I nod, can’t help grinning, which is weird. She untangles herself from Stoner’s arms, sits up and surveys the floor.

‘Is there any gear about?’

I find the tin with the dope in it and hand it to her, then I go to the kitchen and get a glass of water. I think she’ll follow me, but she doesn’t. How can we talk with Stoner there? I drink the water, put the glass on the draining board and go back to the lounge. I sit on the floor at Zoey’s feet as she licks a Rizla and sticks it to another, licks a second, straps that down too, tears off the edges.

‘Well?’ she says. ‘How did it go?’

‘OK.’

A pulse of light through the curtain blinds me. I can only see the shine of her teeth.

‘Was he any good?’

I think of Jake upstairs, his hand trailing the floor. ‘I don’t know.’

Zoey inhales, regards me curiously, exhales. ‘You have to get used to it. My mum once said that sex was only three minutes of pleasure. I thought, Is that all? It’s going to be more than that for me! And it is. If you let them think they’re great at it, somehow it turns out all right.’

I stand up, walk to the curtains and open them wider. The streetlights are still on. It’s nowhere near morning.

Zoey says, ‘Have you just left him up there?’

‘I guess so.’

‘That’s a bit rude. You should go back and have another go.’

‘I don’t want to.’

‘Well, we can’t go home yet. I’m wrecked.’

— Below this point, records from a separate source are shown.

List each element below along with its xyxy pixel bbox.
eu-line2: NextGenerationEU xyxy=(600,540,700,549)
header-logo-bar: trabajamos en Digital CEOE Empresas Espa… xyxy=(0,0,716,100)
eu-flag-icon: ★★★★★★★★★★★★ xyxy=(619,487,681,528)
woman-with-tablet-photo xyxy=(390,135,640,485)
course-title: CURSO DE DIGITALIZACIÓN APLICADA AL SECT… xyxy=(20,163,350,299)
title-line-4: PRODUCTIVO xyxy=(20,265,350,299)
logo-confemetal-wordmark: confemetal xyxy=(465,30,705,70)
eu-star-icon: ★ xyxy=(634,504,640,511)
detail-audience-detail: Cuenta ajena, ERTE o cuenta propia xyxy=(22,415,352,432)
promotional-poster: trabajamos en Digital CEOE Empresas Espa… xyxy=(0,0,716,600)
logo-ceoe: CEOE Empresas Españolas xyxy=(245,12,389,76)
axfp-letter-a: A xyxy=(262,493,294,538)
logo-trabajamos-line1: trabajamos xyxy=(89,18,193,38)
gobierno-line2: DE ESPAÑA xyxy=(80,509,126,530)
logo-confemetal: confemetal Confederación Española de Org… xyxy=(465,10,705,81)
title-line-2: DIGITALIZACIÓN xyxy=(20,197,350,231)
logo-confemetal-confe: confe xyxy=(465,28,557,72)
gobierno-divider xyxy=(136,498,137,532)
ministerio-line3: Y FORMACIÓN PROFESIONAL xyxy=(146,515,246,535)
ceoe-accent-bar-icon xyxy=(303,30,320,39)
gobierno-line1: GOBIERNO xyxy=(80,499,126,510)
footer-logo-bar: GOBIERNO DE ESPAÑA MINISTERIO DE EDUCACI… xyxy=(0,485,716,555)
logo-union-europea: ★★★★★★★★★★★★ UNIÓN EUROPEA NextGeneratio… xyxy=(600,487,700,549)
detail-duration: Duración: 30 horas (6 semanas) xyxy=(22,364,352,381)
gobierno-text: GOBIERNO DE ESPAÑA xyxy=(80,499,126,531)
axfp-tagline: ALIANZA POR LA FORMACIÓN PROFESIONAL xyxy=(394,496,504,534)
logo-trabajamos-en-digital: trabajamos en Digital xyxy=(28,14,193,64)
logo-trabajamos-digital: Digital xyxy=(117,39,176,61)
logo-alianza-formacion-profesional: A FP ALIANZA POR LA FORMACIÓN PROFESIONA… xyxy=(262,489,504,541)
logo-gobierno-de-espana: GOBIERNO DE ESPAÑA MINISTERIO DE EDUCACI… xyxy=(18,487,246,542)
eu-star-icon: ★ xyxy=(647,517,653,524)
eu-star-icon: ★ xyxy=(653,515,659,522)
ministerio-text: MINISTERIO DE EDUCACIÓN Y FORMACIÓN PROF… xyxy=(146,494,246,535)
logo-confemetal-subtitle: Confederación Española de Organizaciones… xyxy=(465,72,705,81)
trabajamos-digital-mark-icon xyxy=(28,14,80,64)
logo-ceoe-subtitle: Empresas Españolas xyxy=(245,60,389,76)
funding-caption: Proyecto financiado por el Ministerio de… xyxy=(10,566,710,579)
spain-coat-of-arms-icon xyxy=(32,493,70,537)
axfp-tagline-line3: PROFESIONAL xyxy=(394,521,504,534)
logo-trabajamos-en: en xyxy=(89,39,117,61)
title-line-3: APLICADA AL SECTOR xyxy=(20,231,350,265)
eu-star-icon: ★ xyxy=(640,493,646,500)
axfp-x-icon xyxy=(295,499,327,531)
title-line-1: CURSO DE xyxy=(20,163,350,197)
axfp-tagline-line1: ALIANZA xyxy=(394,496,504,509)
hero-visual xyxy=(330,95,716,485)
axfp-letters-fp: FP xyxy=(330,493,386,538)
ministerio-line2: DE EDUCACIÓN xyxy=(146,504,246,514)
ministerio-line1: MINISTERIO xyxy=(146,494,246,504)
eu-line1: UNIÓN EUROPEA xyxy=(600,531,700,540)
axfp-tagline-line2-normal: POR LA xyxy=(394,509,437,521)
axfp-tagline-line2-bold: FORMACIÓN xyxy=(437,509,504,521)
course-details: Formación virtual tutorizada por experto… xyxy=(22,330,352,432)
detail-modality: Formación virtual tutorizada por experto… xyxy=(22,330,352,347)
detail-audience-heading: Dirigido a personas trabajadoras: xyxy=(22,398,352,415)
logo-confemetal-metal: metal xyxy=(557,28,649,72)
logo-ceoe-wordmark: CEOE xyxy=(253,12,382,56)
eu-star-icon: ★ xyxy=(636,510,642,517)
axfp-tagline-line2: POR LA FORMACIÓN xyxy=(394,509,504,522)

She stubs the joint out in the ashtray, settles herself back down next to Scott and shuts her eyes. I watch her for ages, the rise and fall of her breathing. A string of lights along the wall casts a gentle glow across the carpet. There’s a rug too, a little oval with splashes of blue and grey, like the sea.

I go back to the kitchen and put the kettle on. There’s a piece of paper on the counter. On it someone’s written, Cheese, butter, beans, bread. I sit on a stool at the kitchen table and I add, Butterscotch chocolate, six-pack of Creme Eggs. I especially want the Creme Eggs, because I love having those at Easter. It’s two hundred and seventeen days until Easter.

Perhaps I should be a little more realistic. I cross out the Creme Eggs and write, Chocolate Father Xmas, red and gold foil with a bell round its neck. I might just get that. It’s one hundred and thirteen days until Christmas.

I turn the little piece of paper over and write, Tessa Scott. A good name of three syllables, my dad always says. If I can fit my name on this piece of paper over fifty times, everything will be all right. I write in very small letters, like a tooth fairy might write to answer a child’s letter. My wrist aches. The kettle whistles. The kitchen fills with steam.